Poset Nets and Haag Duality:

In von Neumann poset nets, the existence and properties of the fusion graph depend on the realization of Haag duality or its bounded-spread version. The resulting braided $W^*$ -tensor categories yield fusion graphs with connectivity, symmetry (adjacency matrices are typically symmetric), and Perron–Frobenius properties (Bhardwaj et al., 2024).

7. Summary Table: Examples of Fusion Graphs

Model/Context	Vertex Set	Fusion Graph Type
$D(G)$ (abelian)	$G\times \hat G$	Cayley graph of group
Double semion	$\mathbb{Z}_2\times \mathbb{Z}_2$	Klein group Cayley graph
$\mathbb{Z}_N$ graph models	$\prod \mathbb{Z}_n$	Cyclic product Cayley graph
Fracton X-cube (QSS)	$\mathbb{Z}_2$ , $\mathbb{Z}_2^2$	Cayley, square
Ising CFT (UMTC)	$\{\mathbf{1},\sigma,\varepsilon\}\| Weighted graph from$ N_{ab}^c$

Each construction follows the general recipe: vertices are sector labels, edges correspond to admissible fusions, and multiplicities give the edge weights or numbers of parallel edges.

The fusion graph of superselection sectors thus serves as a universal combinatorial invariant bridging abstract tensor categorical data and physical properties of quantum systems.
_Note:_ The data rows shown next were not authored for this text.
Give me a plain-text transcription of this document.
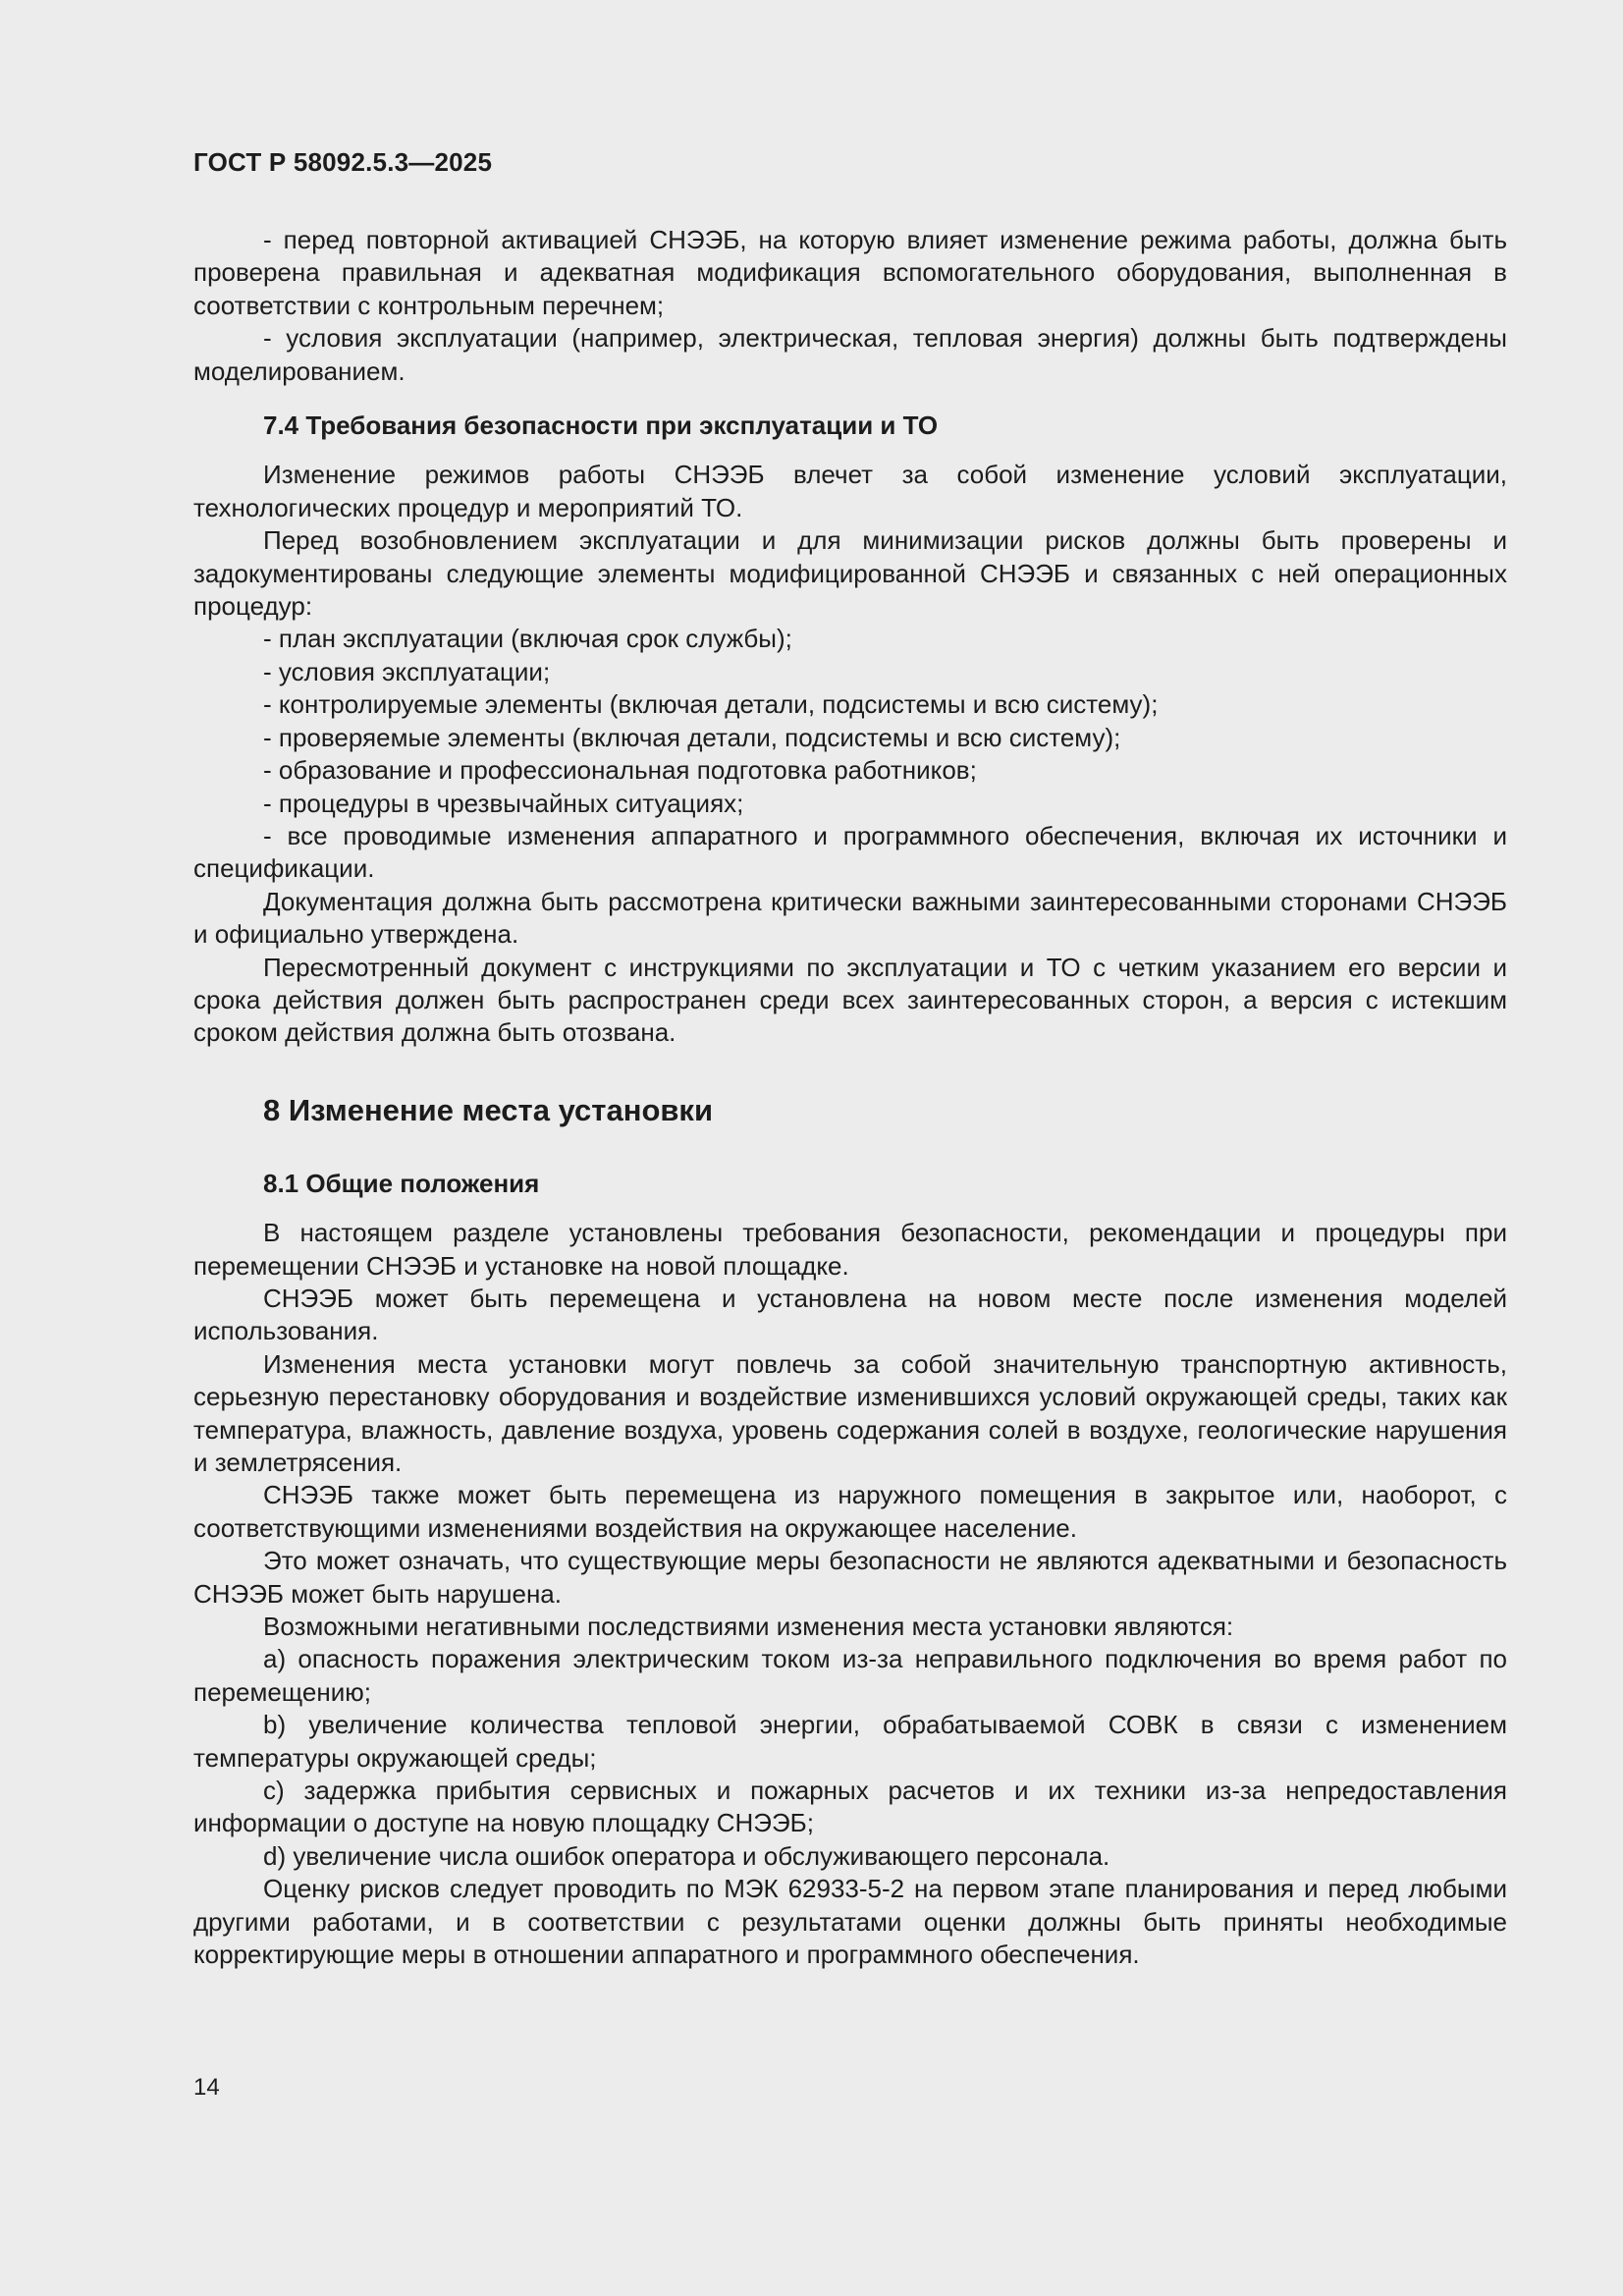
ГОСТ Р 58092.5.3—2025

- перед повторной активацией СНЭЭБ, на которую влияет изменение режима работы, должна быть проверена правильная и адекватная модификация вспомогательного оборудования, выполненная в соответствии с контрольным перечнем;

- условия эксплуатации (например, электрическая, тепловая энергия) должны быть подтверждены моделированием.

7.4 Требования безопасности при эксплуатации и ТО

Изменение режимов работы СНЭЭБ влечет за собой изменение условий эксплуатации, технологических процедур и мероприятий ТО.

Перед возобновлением эксплуатации и для минимизации рисков должны быть проверены и задокументированы следующие элементы модифицированной СНЭЭБ и связанных с ней операционных процедур:

- план эксплуатации (включая срок службы);

- условия эксплуатации;

- контролируемые элементы (включая детали, подсистемы и всю систему);

- проверяемые элементы (включая детали, подсистемы и всю систему);

- образование и профессиональная подготовка работников;

- процедуры в чрезвычайных ситуациях;

- все проводимые изменения аппаратного и программного обеспечения, включая их источники и спецификации.

Документация должна быть рассмотрена критически важными заинтересованными сторонами СНЭЭБ и официально утверждена.

Пересмотренный документ с инструкциями по эксплуатации и ТО с четким указанием его версии и срока действия должен быть распространен среди всех заинтересованных сторон, а версия с истекшим сроком действия должна быть отозвана.

8 Изменение места установки
8.1 Общие положения

В настоящем разделе установлены требования безопасности, рекомендации и процедуры при перемещении СНЭЭБ и установке на новой площадке.

СНЭЭБ может быть перемещена и установлена на новом месте после изменения моделей использования.

Изменения места установки могут повлечь за собой значительную транспортную активность, серьезную перестановку оборудования и воздействие изменившихся условий окружающей среды, таких как температура, влажность, давление воздуха, уровень содержания солей в воздухе, геологические нарушения и землетрясения.

СНЭЭБ также может быть перемещена из наружного помещения в закрытое или, наоборот, с соответствующими изменениями воздействия на окружающее население.

Это может означать, что существующие меры безопасности не являются адекватными и безопасность СНЭЭБ может быть нарушена.

Возможными негативными последствиями изменения места установки являются:

a) опасность поражения электрическим током из-за неправильного подключения во время работ по перемещению;

b) увеличение количества тепловой энергии, обрабатываемой СОВК в связи с изменением температуры окружающей среды;

c) задержка прибытия сервисных и пожарных расчетов и их техники из-за непредоставления информации о доступе на новую площадку СНЭЭБ;

d) увеличение числа ошибок оператора и обслуживающего персонала.

Оценку рисков следует проводить по МЭК 62933-5-2 на первом этапе планирования и перед любыми другими работами, и в соответствии с результатами оценки должны быть приняты необходимые корректирующие меры в отношении аппаратного и программного обеспечения.

14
Its construction is robust to details of localization, symmetry, and model, reflecting the deep algebraic underpinnings of emergent excitations and their fusion in both continuum and lattice frameworks (Cha et al., 2018, Bhardwaj et al., 2024, Demulder, 14 Jan 2026, Ebisu et al., 2022, Bols et al., 2023, Shi et al., 2020, Pai et al., 2019, Demulder, 14 Jan 2026).